T-cell effector mechanisms: γδ and CD1d-restricted subsets

γδ T lymphocytes and CD1d-restricted natural killer T cells are classified as innate T lymphocytes, which perform effector functions that protect from malignancy and maintain tissue integrity. Innate T cells also play important regulatory roles in autoimmunity, inflammation and infection. Recent advances have established innate T cells as both effectors and regulators of disease in biological models.

Regulation of skin cell homeostasis by gamma delta T cells.

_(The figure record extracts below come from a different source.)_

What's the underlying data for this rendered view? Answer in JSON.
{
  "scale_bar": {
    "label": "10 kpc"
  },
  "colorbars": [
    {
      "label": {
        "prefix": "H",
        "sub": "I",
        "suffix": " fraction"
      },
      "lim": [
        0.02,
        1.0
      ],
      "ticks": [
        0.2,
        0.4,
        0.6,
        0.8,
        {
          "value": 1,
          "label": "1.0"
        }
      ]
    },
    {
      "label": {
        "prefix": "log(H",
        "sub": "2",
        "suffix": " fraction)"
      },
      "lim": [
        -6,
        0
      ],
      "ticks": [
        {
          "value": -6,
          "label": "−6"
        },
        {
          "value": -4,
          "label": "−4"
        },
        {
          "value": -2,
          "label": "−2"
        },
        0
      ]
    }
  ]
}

Although innate T lymphocytes such as gamma delta T cells have been extensively studied, their biological role has remained an enigma to researchers for many years. However, recent advances have begun to explain their complex role in the immune system. Gamma delta T cells are often the major T cell population in epithelial tissues such as the skin, gut, and lung where they have been implicated in maintaining tissue integrity, defending against pathogens, and regulating inflammation. The gamma delta T cells that reside in the skin are a prototypical intra-epithelial lymphocyte (IEL) population. These skin gamma delta T cell receptor (TCR)-expressing cells are named dendritic epidermal T cells (DETC) for their unique dendritic morphology. Using their gamma delta TCR, DETC recognize an unknown ligand expressed by stressed or damaged keratinocytes. Activated DETC exhibit effector functions such as cytokine production, cytolysis, and proliferation in vitro. Recent findings have shown that upon activation by damaged keratinocytes, DETC produce a key keratinocyte growth factor for wound repair called fibroblast growth factor 7 (FGF-7). FGF-7 is produced in vitro and in vivo, suggesting that DETC might play an important role in the biological function of wound repair. Indeed a delay in wound closure and a decrease in the proliferation of keratinocytes at the wound site have been observed in mice lacking gamma delta T cells. In addition to effector functions attributed to DETC, it has also been suggested that gamma delta T cells such as DETC have regulatory roles such as initiating or inhibiting inflammation. This is supported by the findings that DETC produce chemokines and cytokines. Control of the inflammatory response in the epithelium may provide another mechanism to reestablish homeostasis after a biological insult such as wound infliction. Understanding the function of DETC may be useful in the development of future therapies for chronic wounds and the maintenance of skin homeostasis.